Akan tetapi, semakin banyak sarjana sastra dan semakin tinggi gelar akademik yang diraihnya, ternyata minat baca dan apresiasi masyarakat terhadap sastra tak juga kunjung meningkat, malah cenderung jalan di tempat! Eksistensi mereka sepertinya tak membawa perubahan yang berarti terhadap penumbuhan minat baca dan peningkatan apresiasi sastra di tengah masyarakat tersebut. Mungkin karena sehari-hari mereka terlalu sibuk mengajar di (banyak) sekolah dan kampus, terlalu sibuk meneliti mengejar anggaran proyek penelitian, dan terlalu sibuk menulis/menerbitkan buku hasil penelitian guna percepatan kenaikan pangkat, maka mereka pun tak sempat (tak mampu?) lagi membaca karya sastra dan menulis kritik terhadap karya sastra tersebut di media massa cetak, seperti koran dan majalah sastra.

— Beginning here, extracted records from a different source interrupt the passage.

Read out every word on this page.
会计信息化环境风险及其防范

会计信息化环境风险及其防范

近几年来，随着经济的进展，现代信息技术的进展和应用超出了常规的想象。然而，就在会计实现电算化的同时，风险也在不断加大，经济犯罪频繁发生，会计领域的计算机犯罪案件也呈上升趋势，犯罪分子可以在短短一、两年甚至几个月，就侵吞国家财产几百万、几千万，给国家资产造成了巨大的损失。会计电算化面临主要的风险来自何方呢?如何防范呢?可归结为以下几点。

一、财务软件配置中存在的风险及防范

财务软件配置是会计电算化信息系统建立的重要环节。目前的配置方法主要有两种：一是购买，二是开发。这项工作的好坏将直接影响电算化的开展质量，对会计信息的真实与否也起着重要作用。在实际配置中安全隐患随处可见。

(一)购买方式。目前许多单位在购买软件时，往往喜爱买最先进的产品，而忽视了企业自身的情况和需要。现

Padahal, kritik sastra itu dapat “menjembatani” keterpencilan karya sastra di tengah masyarakat, dan berdampak positif pula terhadap peningkatan apresiasi sastra masyarakat.
Dengan kondisi miris demikian, maka sangat wajarlah kalau kini banyak orang mempertanyakan eksistensi sarjana sastra dalam dinamika pemasyarakatan dan perkembangan sastra Indonesia mutakhir. Justru itulah, tiba-tiba saya kembali teringat pertanyaan sastrawan dan budayawan A.A. Navis yang bernada mengelitik dan menyindir kepada saya dulu, “apa kerjanya sarjana sastra itu?”***(Padang, 8 Mei 2013)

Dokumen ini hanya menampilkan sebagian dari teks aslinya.